Touring_test: A Cucumber Extension for Agentic Usability Testing (worksonmymachine.ai)

🤖 AI Summary
touring_test is a new Cucumber extension (a Ruby gem) that replaces DOM-driven test scripts with agentic “usability” tests: it sends a natural-language instruction plus a screenshot to Gemini’s computer-use model, which then decides and executes actions (click, type, scroll, navigate) via tool calls, captures follow-up screenshots, and iterates until it succeeds or gives up. The project reframes BDD for the age of agents — “Agentic BDD” (ABDD) — by testing whether a reasonable, confused entity can discover and complete tasks (e.g., “log out”) instead of asserting the existence of a specific DOM element or selector.

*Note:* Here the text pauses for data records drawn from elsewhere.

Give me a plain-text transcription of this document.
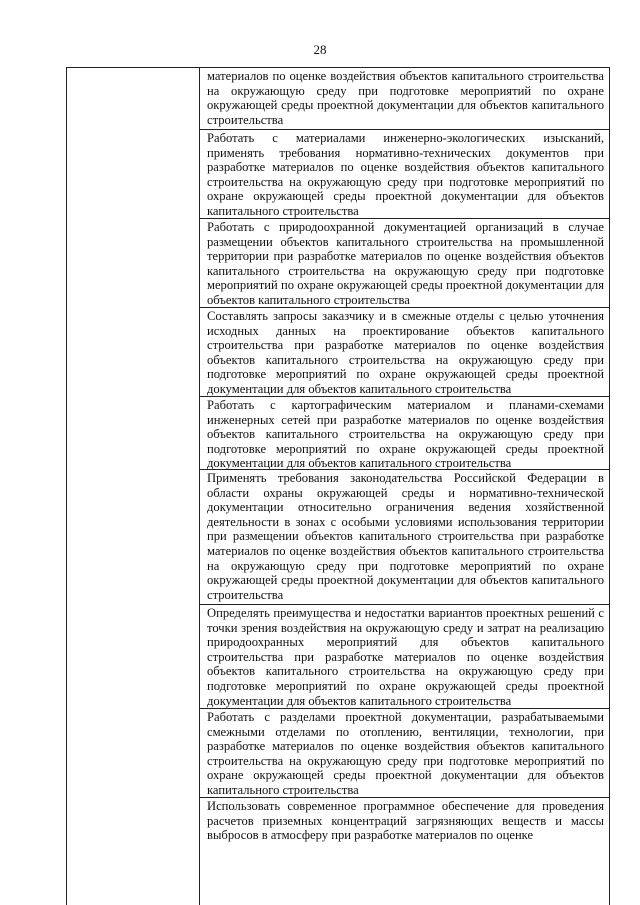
28
материалов по оценке воздействия объектов капитального строительства на окружающую среду при подготовке мероприятий по охране окружающей среды проектной документации для объектов капитального строительства
Работать с материалами инженерно-экологических изысканий, применять требования нормативно-технических документов при разработке материалов по оценке воздействия объектов капитального строительства на окружающую среду при подготовке мероприятий по охране окружающей среды проектной документации для объектов капитального строительства
Работать с природоохранной документацией организаций в случае размещении объектов капитального строительства на промышленной территории при разработке материалов по оценке воздействия объектов капитального строительства на окружающую среду при подготовке мероприятий по охране окружающей среды проектной документации для объектов капитального строительства
Составлять запросы заказчику и в смежные отделы с целью уточнения исходных данных на проектирование объектов капитального строительства при разработке материалов по оценке воздействия объектов капитального строительства на окружающую среду при подготовке мероприятий по охране окружающей среды проектной документации для объектов капитального строительства
Работать с картографическим материалом и планами-схемами инженерных сетей при разработке материалов по оценке воздействия объектов капитального строительства на окружающую среду при подготовке мероприятий по охране окружающей среды проектной документации для объектов капитального строительства
Применять требования законодательства Российской Федерации в области охраны окружающей среды и нормативно-технической документации относительно ограничения ведения хозяйственной деятельности в зонах с особыми условиями использования территории при размещении объектов капитального строительства при разработке материалов по оценке воздействия объектов капитального строительства на окружающую среду при подготовке мероприятий по охране окружающей среды проектной документации для объектов капитального строительства
Определять преимущества и недостатки вариантов проектных решений с точки зрения воздействия на окружающую среду и затрат на реализацию природоохранных мероприятий для объектов капитального строительства при разработке материалов по оценке воздействия объектов капитального строительства на окружающую среду при подготовке мероприятий по охране окружающей среды проектной документации для объектов капитального строительства
Работать с разделами проектной документации, разрабатываемыми смежными отделами по отоплению, вентиляции, технологии, при разработке материалов по оценке воздействия объектов капитального строительства на окружающую среду при подготовке мероприятий по охране окружающей среды проектной документации для объектов капитального строительства
Использовать современное программное обеспечение для проведения расчетов приземных концентраций загрязняющих веществ и массы выбросов в атмосферу при разработке материалов по оценке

The code is open on GitHub under the new org Works On Your Machine and currently supports Gemini’s computer-use capability. Technically, touring_test gives the agent only pixels and the instruction — no DOM, no CSS, no element IDs — so failures are often user-like (misclicks, misinterpretations, hallucinated success). That makes tests noisier, slower, and costlier, but potentially far more valuable for catching UX and discoverability problems that Selenium-style tests miss. The pattern also suggests a feedback loop: let agents attempt tasks, surface human-like failures, and feed those failures to coding agents or developers to iterate on UX. It’s an experiment in automating “confusion” rather than superhuman precision — and it may expose the gaps between automated assurance and real user experience.